The proposed six-year single term tenure for president and governors being promoted by President Goodluck Jonathan has received a hard knock from Ekiti State Governor, Dr. Kayode Fayemi.
Fayemi who was responding to questions on his monthly media chat, “Meet our Governor”, aired on the major radio and television channels in the state Sunday evening affirmed that he did not see anything wrong with the present constitutional stipulation for the president and governors.
The governor who clarified that he was speaking in his personal capacity said he had not been approached by anybody on the issue of a single term of six years which is presently overheating the polity.
The 1999 Constitution under which the nation’s democracy is being run provides for four-year tenure for the president and governors, and another term of four years.
“As an individual, I am not for it (the bill for a single tenure); I am not part of six-year agenda. Nobody has approached me. I have not seen anything wrong with what presently obtains,” Fayemi said.

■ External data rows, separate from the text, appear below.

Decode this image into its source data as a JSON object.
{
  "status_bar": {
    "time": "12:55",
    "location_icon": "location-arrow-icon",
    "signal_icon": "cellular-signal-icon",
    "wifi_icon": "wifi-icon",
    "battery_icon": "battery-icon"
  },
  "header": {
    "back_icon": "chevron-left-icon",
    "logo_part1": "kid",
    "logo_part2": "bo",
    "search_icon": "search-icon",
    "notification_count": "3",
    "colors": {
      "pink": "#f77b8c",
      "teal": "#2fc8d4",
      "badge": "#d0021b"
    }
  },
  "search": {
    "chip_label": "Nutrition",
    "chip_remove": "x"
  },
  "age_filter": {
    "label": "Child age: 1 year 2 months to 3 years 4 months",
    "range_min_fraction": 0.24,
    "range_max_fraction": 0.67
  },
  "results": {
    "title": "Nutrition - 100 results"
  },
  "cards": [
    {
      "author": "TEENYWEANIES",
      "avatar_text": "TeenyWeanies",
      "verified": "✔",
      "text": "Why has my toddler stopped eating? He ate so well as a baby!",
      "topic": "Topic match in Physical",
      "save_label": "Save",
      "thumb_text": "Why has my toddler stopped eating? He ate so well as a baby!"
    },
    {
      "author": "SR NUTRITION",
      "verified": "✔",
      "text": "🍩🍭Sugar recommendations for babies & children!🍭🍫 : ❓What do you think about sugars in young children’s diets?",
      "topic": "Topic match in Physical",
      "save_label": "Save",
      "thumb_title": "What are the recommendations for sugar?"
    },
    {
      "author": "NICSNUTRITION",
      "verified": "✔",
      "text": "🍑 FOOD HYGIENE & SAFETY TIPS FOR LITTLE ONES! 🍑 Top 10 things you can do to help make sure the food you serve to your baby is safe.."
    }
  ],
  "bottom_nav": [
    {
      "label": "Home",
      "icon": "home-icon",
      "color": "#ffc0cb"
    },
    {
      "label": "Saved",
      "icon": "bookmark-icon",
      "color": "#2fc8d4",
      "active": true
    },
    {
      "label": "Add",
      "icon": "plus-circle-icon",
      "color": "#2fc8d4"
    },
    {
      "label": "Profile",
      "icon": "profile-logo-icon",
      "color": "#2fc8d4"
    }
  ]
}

When asked about what informed his decision to attend the burial of the mother of his immediate predecessor, Mr. Segun Oni, despite the dust raised by the latter’s petition to the National Judicial Council (NJC) challenging the judgement that brought him (Fayemi) to office, the governor said he still enjoyed a good relationship with Oni.
Fayemi added: “I did not attend the funeral of his mother for showmanship, but that is what is expected of a good Yoruba person.
“Somebody who lost his mother deserves commiseration and no political meaning should be read into my attending the funeral.
“We were in a contest and I won and that is over, and what is paramount to me is the overall development of Ekiti State.
“Anytime I am in Abuja, I do visit (Minister of Police Affairs), Navy Captain Olubolade on issues of Ekiti development. I don’t say that because I am an Action Congress of Nigeria (ACN) governor and he is a Peoples Democratic Party (PDP) minister, I won’t take him along to see the President on Ekiti development.”
Fayemi explained that his administration’s decision to raise N25 billion bond from the capital market was intended to accelerate the development of the state in the key sectors of the economy.
According to him, the bond would help to finance capital projects in tourism, agriculture, infrastructural development, among others.
He revealed that the present Governor’s Office complex from where he operated as the state chief executive would be turned into a hotel to boost tourism and generate revenue for the state.